In December 2023, the Israeli parliament amended the unlawful combatants law to allow for administrative detention without charge where an officer has “reasonable grounds to believe” the person is an unlawful combatant. Administrative detention can be extended virtually indefinitely.
Israeli legal advocates say the mass incarceration of Palestinians by Israel coincides with a drastic degradation in detention conditions and that this has become a matter of policy.
“Generally, the amount and scale of torture and abuse in Israeli prisons and military camps has skyrocketed since 7 October. We see that as a part of the policy led by Israeli decision-makers such as Itamar Ben-Gvir and others,” said Tal Steiner, the executive director of PCATI.
Ben-Gvir, the far-right security minister, has bragged about providing the “minimum amount of food”. “I am here to ensure that the ‘terrorists’ receive the minimum of the minimum,” he wrote in a social media post in July.
Despite the intense abuse they faced in prisons, it is in Gaza that many detainees felt they faced the worst torture.
Upon his release, Radee attempted to call his wife, only to find her phone out of service.

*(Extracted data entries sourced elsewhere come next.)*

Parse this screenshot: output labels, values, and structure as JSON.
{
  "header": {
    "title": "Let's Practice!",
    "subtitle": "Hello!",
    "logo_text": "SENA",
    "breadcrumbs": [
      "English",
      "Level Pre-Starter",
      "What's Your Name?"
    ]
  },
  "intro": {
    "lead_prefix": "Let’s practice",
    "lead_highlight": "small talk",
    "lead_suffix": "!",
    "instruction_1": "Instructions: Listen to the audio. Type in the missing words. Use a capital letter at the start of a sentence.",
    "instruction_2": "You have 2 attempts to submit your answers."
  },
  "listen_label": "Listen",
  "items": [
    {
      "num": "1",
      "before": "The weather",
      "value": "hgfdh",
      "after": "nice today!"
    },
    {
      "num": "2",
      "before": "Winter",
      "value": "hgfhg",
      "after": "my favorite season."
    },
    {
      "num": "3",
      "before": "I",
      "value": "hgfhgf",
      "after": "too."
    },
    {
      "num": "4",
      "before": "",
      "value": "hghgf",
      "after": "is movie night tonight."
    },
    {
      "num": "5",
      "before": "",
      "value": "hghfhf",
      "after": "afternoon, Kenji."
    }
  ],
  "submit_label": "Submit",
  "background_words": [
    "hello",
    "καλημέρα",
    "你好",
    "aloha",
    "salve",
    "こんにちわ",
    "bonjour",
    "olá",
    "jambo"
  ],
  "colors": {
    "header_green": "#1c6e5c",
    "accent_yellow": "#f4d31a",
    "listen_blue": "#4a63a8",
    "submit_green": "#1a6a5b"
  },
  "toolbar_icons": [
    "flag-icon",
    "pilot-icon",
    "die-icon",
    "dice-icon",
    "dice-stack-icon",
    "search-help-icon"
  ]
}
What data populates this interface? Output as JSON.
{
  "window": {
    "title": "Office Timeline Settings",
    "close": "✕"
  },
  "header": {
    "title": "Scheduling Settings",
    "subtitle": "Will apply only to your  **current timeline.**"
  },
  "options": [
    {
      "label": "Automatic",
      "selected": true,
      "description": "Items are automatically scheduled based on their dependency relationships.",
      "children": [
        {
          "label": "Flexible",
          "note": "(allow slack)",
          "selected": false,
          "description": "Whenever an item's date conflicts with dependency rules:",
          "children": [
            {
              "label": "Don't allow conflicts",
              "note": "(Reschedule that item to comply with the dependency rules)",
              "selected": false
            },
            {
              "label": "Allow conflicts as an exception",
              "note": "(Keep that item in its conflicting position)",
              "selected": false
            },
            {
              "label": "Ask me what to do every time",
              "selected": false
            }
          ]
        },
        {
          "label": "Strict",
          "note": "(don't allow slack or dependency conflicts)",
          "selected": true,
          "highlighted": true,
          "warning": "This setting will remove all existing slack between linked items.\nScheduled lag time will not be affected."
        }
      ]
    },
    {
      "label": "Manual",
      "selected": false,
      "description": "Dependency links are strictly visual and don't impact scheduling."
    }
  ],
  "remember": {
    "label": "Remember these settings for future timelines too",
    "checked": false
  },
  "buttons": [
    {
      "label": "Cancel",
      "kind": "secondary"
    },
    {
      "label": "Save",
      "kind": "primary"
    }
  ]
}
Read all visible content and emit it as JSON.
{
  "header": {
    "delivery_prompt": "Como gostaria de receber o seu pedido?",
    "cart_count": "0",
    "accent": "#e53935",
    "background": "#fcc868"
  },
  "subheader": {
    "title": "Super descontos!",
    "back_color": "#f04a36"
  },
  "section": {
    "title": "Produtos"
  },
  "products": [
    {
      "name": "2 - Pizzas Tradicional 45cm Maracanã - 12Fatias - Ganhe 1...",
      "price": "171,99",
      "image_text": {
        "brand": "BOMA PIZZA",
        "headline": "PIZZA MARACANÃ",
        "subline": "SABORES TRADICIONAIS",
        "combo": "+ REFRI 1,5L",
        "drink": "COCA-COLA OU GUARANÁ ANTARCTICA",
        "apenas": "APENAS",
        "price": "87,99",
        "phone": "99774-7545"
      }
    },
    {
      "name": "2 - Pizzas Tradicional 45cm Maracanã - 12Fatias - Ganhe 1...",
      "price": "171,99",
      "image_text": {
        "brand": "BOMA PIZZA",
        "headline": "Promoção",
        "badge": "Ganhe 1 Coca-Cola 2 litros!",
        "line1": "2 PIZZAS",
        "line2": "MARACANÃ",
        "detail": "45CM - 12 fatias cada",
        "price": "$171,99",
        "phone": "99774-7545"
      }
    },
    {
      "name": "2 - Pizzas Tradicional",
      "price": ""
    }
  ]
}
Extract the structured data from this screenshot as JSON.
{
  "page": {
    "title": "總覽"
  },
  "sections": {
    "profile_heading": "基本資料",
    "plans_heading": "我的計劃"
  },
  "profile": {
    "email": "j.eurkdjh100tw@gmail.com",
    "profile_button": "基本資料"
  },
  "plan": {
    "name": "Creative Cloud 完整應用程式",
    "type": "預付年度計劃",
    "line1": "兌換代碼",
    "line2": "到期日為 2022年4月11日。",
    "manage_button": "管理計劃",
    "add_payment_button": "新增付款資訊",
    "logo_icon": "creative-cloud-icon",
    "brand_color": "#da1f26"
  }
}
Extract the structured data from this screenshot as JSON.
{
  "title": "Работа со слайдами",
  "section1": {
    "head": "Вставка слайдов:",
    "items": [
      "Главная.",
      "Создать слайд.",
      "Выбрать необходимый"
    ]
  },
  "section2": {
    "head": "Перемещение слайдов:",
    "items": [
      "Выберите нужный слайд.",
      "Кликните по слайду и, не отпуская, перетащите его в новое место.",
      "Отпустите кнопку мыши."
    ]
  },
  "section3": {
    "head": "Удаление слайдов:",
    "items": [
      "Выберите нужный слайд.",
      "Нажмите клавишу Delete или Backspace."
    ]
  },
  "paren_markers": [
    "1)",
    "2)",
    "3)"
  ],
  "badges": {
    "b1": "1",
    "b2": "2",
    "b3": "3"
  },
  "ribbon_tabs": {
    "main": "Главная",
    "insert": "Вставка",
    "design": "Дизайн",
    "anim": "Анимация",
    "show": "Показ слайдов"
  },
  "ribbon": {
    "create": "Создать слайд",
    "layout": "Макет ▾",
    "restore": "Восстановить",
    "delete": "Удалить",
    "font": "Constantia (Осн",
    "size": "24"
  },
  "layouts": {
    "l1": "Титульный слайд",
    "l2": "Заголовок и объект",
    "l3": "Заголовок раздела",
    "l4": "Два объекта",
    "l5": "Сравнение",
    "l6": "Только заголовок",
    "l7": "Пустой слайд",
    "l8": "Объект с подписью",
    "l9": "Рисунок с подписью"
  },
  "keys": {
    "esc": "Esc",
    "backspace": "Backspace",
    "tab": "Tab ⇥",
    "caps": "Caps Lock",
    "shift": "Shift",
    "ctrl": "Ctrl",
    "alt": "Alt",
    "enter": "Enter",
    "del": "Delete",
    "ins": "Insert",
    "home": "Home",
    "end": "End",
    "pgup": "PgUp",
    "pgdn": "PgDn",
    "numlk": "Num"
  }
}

He then learned that his wife and all but one of his children had been killed in Gaza during his detention.
“I was very happy to be released because the date coincided with my youngest daughter Saba’s third birthday on 13 October. I had planned to make her the best gift to make up for her first birthday, which we could not celebrate because the war had started,” Radee said.
“I tried to find some joy in being released on this day, but sadly, Saba went with my family, and my joy went with her,” he said.